Grinding surface roughness prediction for silicon nitride ceramics: A dynamic grinding force and frequency domain approach

Abstract

The existing surface roughness theoretical predictive models exhibit high parameter sensitivity and complexity, resulting in low reliability. Moreover, machine learning-based predictive models are constrained by the training parameter range, limiting their precision and generalization. In response to these limitations and from the frequency domain perspective, this paper proposes an innovative surface roughness (Ra) predictive model for silicon nitride ceramics grinding based on the dynamic grinding force model. First, a dynamic grinding force model was established using single grain scratch test results from both ductile and brittle removal stages, with model parameter estimation assisted by Genetic Algorithm.
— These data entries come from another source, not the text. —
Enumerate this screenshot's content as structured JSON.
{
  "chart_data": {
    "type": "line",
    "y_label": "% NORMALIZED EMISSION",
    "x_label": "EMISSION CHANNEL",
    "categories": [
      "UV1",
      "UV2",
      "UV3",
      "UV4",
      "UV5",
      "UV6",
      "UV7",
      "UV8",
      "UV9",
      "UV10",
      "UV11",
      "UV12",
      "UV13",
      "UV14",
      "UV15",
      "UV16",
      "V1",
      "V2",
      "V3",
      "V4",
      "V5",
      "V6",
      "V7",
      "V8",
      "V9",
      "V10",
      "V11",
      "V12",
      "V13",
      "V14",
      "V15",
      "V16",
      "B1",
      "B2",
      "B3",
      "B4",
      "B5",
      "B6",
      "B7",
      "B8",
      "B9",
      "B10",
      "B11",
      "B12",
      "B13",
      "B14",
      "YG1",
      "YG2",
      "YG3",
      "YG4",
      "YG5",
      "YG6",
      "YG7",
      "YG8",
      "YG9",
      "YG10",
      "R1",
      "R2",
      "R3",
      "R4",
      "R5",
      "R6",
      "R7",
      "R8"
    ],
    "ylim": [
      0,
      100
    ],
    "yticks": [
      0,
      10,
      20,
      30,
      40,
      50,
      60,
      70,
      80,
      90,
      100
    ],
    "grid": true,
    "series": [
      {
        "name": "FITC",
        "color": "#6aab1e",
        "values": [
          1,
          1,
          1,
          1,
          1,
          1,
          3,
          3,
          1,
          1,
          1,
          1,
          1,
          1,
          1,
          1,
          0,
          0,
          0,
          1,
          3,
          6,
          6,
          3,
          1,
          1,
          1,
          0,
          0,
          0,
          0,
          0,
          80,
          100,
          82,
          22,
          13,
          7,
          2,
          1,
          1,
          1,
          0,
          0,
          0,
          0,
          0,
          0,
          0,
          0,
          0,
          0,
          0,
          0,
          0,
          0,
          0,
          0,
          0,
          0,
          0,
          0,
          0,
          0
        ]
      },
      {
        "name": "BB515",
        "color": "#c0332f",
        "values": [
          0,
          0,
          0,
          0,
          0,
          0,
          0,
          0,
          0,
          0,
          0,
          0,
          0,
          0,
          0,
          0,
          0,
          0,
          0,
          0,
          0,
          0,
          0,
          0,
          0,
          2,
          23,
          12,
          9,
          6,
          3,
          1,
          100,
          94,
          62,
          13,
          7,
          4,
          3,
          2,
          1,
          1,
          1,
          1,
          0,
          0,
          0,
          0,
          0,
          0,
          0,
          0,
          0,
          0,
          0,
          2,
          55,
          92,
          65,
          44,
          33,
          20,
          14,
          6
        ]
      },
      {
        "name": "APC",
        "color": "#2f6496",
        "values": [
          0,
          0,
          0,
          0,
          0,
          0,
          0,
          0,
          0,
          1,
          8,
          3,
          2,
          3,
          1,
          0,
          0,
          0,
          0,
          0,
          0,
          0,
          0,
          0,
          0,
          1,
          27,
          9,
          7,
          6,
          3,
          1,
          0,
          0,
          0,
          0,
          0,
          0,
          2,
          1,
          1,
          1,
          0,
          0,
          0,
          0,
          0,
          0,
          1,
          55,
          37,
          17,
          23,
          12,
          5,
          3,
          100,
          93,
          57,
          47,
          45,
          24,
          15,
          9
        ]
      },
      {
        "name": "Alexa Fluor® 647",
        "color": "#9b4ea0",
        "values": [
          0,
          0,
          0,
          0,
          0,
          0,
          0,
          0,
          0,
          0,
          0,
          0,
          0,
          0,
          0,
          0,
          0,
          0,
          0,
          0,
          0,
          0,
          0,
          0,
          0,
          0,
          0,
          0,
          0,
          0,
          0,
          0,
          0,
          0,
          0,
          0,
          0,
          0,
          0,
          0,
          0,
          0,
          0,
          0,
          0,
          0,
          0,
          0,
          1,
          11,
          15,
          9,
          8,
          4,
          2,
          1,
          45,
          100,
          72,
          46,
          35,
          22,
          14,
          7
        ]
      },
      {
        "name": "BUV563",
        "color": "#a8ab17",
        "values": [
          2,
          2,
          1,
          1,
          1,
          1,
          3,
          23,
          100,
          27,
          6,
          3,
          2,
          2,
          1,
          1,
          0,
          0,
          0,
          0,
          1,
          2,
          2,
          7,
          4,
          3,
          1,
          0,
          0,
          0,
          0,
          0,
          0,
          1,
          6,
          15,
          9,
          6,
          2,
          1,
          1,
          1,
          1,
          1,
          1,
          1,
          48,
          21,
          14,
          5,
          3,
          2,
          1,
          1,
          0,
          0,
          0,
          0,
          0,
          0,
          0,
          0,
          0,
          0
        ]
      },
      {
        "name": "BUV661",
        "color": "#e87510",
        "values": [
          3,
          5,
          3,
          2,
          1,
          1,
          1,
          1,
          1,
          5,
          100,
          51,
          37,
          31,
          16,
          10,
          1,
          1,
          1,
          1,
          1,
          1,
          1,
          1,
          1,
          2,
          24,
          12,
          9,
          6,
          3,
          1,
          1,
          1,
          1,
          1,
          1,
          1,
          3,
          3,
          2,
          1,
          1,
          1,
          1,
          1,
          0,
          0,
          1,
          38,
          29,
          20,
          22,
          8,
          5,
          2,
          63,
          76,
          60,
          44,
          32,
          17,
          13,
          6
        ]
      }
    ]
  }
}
The results demonstrated a Mean Relative Error (MRE) of 19.51% between experimental and theoretical dynamic grinding force values, and a Relative Error (RE) of 9.37% for average grinding force. Subsequently, the frequency domain characteristics of both experimental grinding force signals and surface topography texture curves were extracted, which exhibited a significant correlation based on cosine similarity and Kendall's tau. Finally, leveraging the frequency domain characteristics of grinding force, the surface roughness predictive model was developed through the Convolutional Neural Network. The predictive model achieved an MRE of 12.79%, with random grinding experiments further confirming the model's accuracy with an MRE of 13.65%. These findings indicate that the proposed surface roughness predictive model offers high generalization capability and accurate prediction across a broader parameter range.